The English Health Service published this information recently and the results were startling. Not a single person under the age of 63 has died without having existing health vulnerabilities. This information is critical to our mental health as we try to live with and understand this thing.
Bruce Williams, Merewether, NSW
There are social divisions widening that would be unwise to ignore. The first is between young and old. Despite campaigns to explain to the young how at risk they are, the simple fact remains that the mortality rate in that broad age group is almost non-existent and only gradually increases until it really hits the over-75s. Yet the lives, careers and freedoms of the young are being destroyed.
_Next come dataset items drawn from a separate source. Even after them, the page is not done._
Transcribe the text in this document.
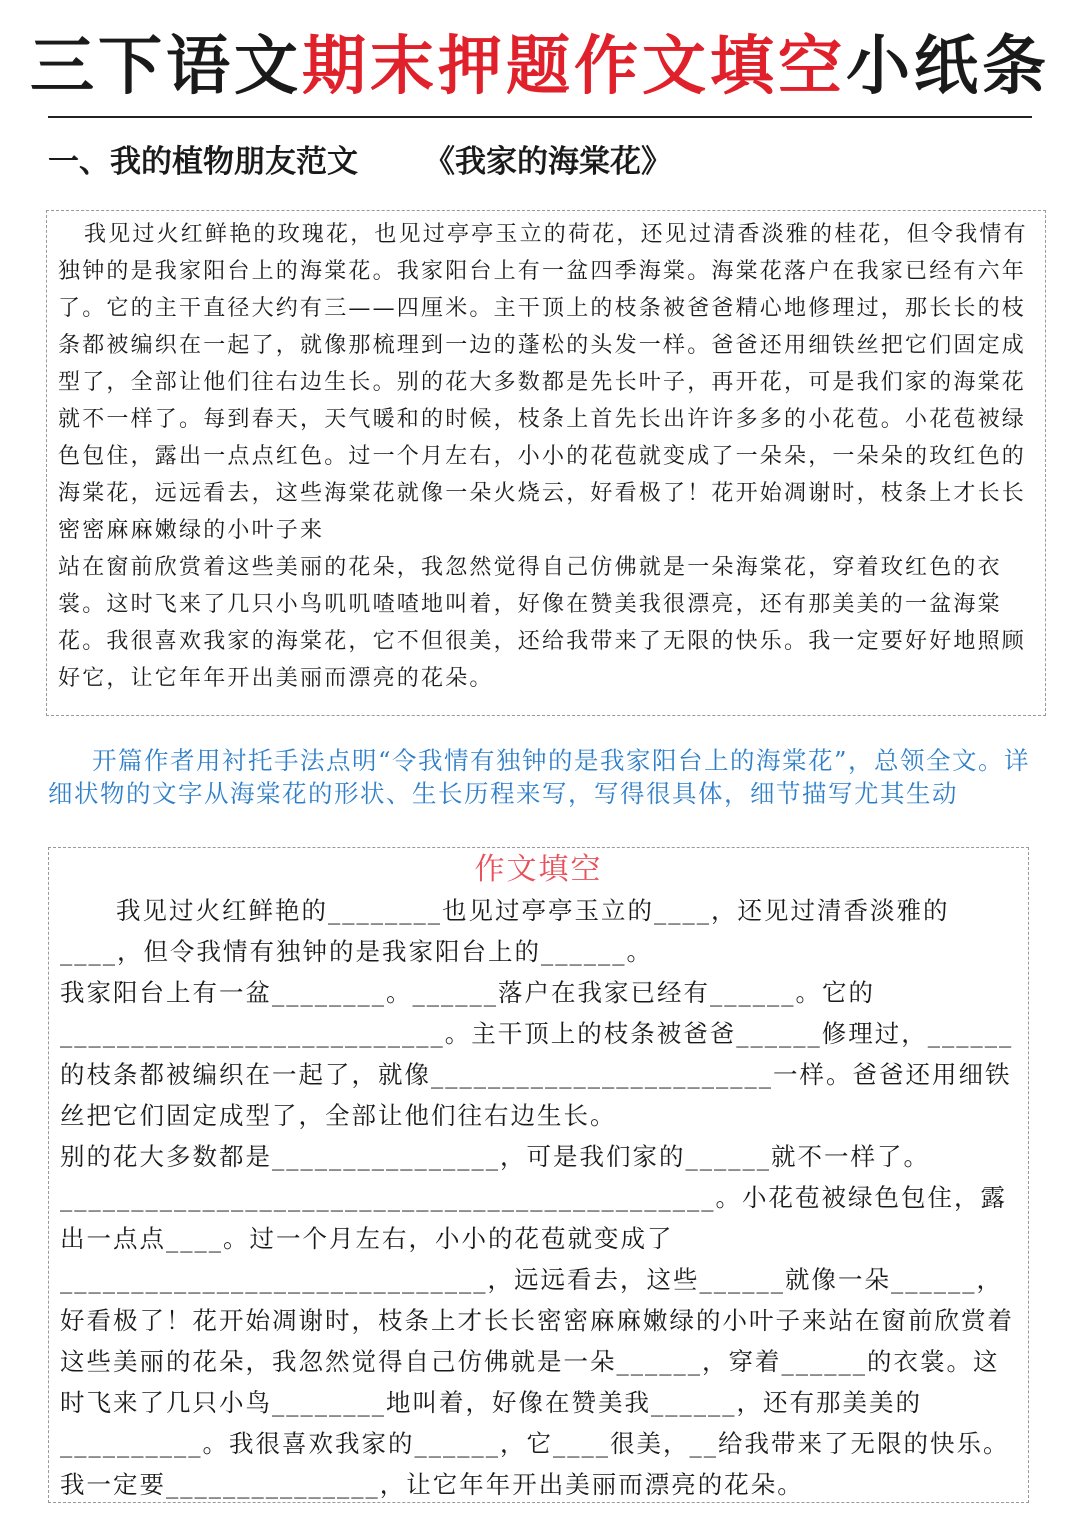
三下语文期末押题作文填空小纸条
一、我的植物朋友范文 《我家的海棠花》

我见过火红鲜艳的玫瑰花，也见过亭亭玉立的荷花，还见过清香淡雅的桂花，但令我情有独钟的是我家阳台上的海棠花。我家阳台上有一盆四季海棠。海棠花落户在我家已经有六年了。它的主干直径大约有三——四厘米。主干顶上的枝条被爸爸精心地修理过，那长长的枝条都被编织在一起了，就像那梳理到一边的蓬松的头发一样。爸爸还用细铁丝把它们固定成型了，全部让他们往右边生长。别的花大多数都是先长叶子，再开花，可是我们家的海棠花就不一样了。每到春天，天气暖和的时候，枝条上首先长出许许多多的小花苞。小花苞被绿色包住，露出一点点红色。过一个月左右，小小的花苞就变成了一朵朵，一朵朵的玫红色的海棠花，远远看去，这些海棠花就像一朵火烧云，好看极了！花开始凋谢时，枝条上才长长密密麻麻嫩绿的小叶子来

站在窗前欣赏着这些美丽的花朵，我忽然觉得自己仿佛就是一朵海棠花，穿着玫红色的衣裳。这时飞来了几只小鸟叽叽喳喳地叫着，好像在赞美我很漂亮，还有那美美的一盆海棠花。我很喜欢我家的海棠花，它不但很美，还给我带来了无限的快乐。我一定要好好地照顾好它，让它年年开出美丽而漂亮的花朵。

开篇作者用衬托手法点明“令我情有独钟的是我家阳台上的海棠花”，总领全文。详细状物的文字从海棠花的形状、生长历程来写，写得很具体，细节描写尤其生动

作文填空

我见过火红鲜艳的________也见过亭亭玉立的____，还见过清香淡雅的____，但令我情有独钟的是我家阳台上的______。

我家阳台上有一盆________。______落户在我家已经有______。它的___________________________。主干顶上的枝条被爸爸______修理过，______的枝条都被编织在一起了，就像________________________一样。爸爸还用细铁丝把它们固定成型了，全部让他们往右边生长。

别的花大多数都是________________，可是我们家的______就不一样了。______________________________________________。小花苞被绿色包住，露出一点点____。过一个月左右，小小的花苞就变成了______________________________，远远看去，这些______就像一朵______，好看极了！花开始凋谢时，枝条上才长长密密麻麻嫩绿的小叶子来站在窗前欣赏着这些美丽的花朵，我忽然觉得自己仿佛就是一朵______，穿着______的衣裳。这时飞来了几只小鸟________地叫着，好像在赞美我______，还有那美美的__________。我很喜欢我家的______，它____很美，__给我带来了无限的快乐。我一定要_______________，让它年年开出美丽而漂亮的花朵。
The second is between classes. The affluent and educated, who are often also older, can much more easily ride out the storm than can those workers and others who already live from pay packet to pay packet. Yet the affluent are disproportionately among the loudest voices calling for total lockdown and damn the economic consequences. Class war, anyone?
These divisions will sharpen and may become ugly and, indeed, terrifying. As the decision-makers look into the future, they should perhaps strongly consider advising (or forcing) those who are most vulnerable to take all possible precautions and then provide massive support to help them do so. Then free up everyone else and open the economy.
Patricia Loughlan, Glebe, NSW
It must be noted with alarm the misfit between the current “lockdown strategy”, designed to last six months, and the apparent availability of a vaccine, projected to be 18 months. From all accounts this virus will be waiting to spring free with devastating effect as soon as the lockdown strategy is eased. But the lockdown strategy is non-sustainable beyond six months, after which our economy and social structures will be devastated.
This is a global dilemma and health bureaucrats must bypass standard drug development protocols so vaccines are available in six months or these draconian strategies will inflict great cost for no return.
I trust there is a backup strategy designed to protect the vulnerable while releasing society from the lockdown strategy?